The day's cross-asset picture also included a 20-year natural gas supply agreement between Chevron (CVX) and Microsoft (MSFT) for AI data centers — a deal that underscores how the energy demands of large-scale AI infrastructure are locking in long-dated commitments across sectors. For Chevron, the contract converts a portion of its output into a quasi-fixed revenue stream. For Microsoft, it reduces exposure to spot energy price volatility as its AI buildout scales.
Tuesday's Setup
The most immediate question heading into Tuesday is whether Alphabet management responds publicly to the talent departures. A retention announcement or executive statement could provide a floor for the stock; continued silence may invite further selling. Analysts will be watching for any indication that the departures were isolated or symptomatic of a broader cultural or compensation issue at Google DeepMind.
The Intel-Apple chip arrangement will also draw follow-on scrutiny. Bernstein's Rasgon suggested the market is pricing in a broader commercial opportunity beyond this single contract — meaning Intel's rally could extend if additional foundry customers are confirmed, or reverse if the deal proves narrower than initial reports implied.

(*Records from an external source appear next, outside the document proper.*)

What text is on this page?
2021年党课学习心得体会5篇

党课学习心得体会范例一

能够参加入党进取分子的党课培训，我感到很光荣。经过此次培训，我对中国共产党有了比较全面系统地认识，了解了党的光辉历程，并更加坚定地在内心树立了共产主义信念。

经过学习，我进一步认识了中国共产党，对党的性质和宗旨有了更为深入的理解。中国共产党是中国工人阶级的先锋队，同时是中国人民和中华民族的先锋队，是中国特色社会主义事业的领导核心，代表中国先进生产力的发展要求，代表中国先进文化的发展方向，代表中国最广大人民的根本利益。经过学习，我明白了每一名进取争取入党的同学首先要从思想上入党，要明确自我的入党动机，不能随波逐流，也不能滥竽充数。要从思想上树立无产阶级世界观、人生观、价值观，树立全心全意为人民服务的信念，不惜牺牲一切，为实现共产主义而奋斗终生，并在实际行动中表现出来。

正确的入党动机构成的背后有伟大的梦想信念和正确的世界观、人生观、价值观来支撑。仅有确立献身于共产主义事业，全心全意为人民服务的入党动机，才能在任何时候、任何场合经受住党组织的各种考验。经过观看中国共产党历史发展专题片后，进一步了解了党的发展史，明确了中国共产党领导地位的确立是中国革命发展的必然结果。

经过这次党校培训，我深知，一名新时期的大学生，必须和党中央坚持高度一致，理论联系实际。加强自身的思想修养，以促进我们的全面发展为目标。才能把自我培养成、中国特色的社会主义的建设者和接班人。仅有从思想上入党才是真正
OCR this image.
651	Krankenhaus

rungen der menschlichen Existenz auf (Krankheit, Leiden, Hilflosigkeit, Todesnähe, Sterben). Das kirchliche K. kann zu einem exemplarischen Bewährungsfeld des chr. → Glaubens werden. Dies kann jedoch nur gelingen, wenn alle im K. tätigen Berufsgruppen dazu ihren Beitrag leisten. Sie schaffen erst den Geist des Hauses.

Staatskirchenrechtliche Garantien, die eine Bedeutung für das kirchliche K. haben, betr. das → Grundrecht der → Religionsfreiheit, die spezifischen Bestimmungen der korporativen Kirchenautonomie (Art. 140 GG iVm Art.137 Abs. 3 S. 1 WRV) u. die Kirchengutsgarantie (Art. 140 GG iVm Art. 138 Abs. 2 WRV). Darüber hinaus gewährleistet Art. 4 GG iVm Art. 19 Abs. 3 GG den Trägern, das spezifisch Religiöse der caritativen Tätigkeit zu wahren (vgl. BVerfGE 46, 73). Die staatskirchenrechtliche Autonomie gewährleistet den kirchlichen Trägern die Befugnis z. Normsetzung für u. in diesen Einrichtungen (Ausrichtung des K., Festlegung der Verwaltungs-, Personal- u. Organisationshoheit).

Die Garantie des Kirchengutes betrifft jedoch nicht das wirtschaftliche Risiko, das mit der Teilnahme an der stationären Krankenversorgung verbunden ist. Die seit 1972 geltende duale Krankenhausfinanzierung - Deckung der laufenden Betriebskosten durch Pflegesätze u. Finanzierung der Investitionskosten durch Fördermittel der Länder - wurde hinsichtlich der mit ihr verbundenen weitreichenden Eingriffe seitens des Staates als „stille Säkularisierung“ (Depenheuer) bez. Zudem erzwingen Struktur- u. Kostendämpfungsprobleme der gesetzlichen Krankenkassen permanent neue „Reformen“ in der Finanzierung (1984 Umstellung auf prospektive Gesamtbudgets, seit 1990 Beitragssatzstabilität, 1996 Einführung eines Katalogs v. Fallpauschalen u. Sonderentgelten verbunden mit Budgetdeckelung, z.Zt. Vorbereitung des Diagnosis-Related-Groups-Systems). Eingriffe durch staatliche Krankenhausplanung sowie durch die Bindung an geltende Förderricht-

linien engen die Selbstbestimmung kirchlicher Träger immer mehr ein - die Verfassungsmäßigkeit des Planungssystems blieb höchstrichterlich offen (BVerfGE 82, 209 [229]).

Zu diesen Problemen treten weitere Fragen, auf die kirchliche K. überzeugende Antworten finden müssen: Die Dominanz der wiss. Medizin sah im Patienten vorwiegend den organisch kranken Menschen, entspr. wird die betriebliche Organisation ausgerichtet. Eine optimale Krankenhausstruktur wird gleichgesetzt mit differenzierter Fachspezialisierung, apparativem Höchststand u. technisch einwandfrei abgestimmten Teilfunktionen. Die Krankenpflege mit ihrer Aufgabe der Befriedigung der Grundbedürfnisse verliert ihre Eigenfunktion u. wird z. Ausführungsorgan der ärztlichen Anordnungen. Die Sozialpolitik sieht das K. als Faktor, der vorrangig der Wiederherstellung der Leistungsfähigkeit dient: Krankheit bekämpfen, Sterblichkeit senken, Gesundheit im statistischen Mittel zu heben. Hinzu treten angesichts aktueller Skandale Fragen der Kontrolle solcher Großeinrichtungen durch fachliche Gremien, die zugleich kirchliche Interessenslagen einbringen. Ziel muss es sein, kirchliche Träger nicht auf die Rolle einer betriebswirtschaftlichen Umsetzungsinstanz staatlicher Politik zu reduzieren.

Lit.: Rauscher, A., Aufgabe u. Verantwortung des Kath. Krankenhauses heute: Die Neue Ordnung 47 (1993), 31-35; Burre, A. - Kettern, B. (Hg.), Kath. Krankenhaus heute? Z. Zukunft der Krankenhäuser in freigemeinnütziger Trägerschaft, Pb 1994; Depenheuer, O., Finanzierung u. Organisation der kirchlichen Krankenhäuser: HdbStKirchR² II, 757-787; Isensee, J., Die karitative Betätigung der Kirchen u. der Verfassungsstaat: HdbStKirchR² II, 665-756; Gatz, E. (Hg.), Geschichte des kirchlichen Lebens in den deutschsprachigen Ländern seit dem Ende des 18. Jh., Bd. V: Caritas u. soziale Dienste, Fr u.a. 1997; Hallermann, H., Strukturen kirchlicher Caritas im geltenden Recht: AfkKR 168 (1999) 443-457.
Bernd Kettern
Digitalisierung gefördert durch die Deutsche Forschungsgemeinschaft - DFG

On the macro side, any Fed commentary addressing the oil price decline and its implications for the rate path will carry weight. Markets are caught between conflicting signals: Bank of America has projected three rate hikes in 2026, while Apollo's Slok argues that sub-$80 crude argues for a more accommodative posture. That tension is unlikely to resolve without either a clear inflation data point or an explicit Fed signal — neither of which is scheduled imminently.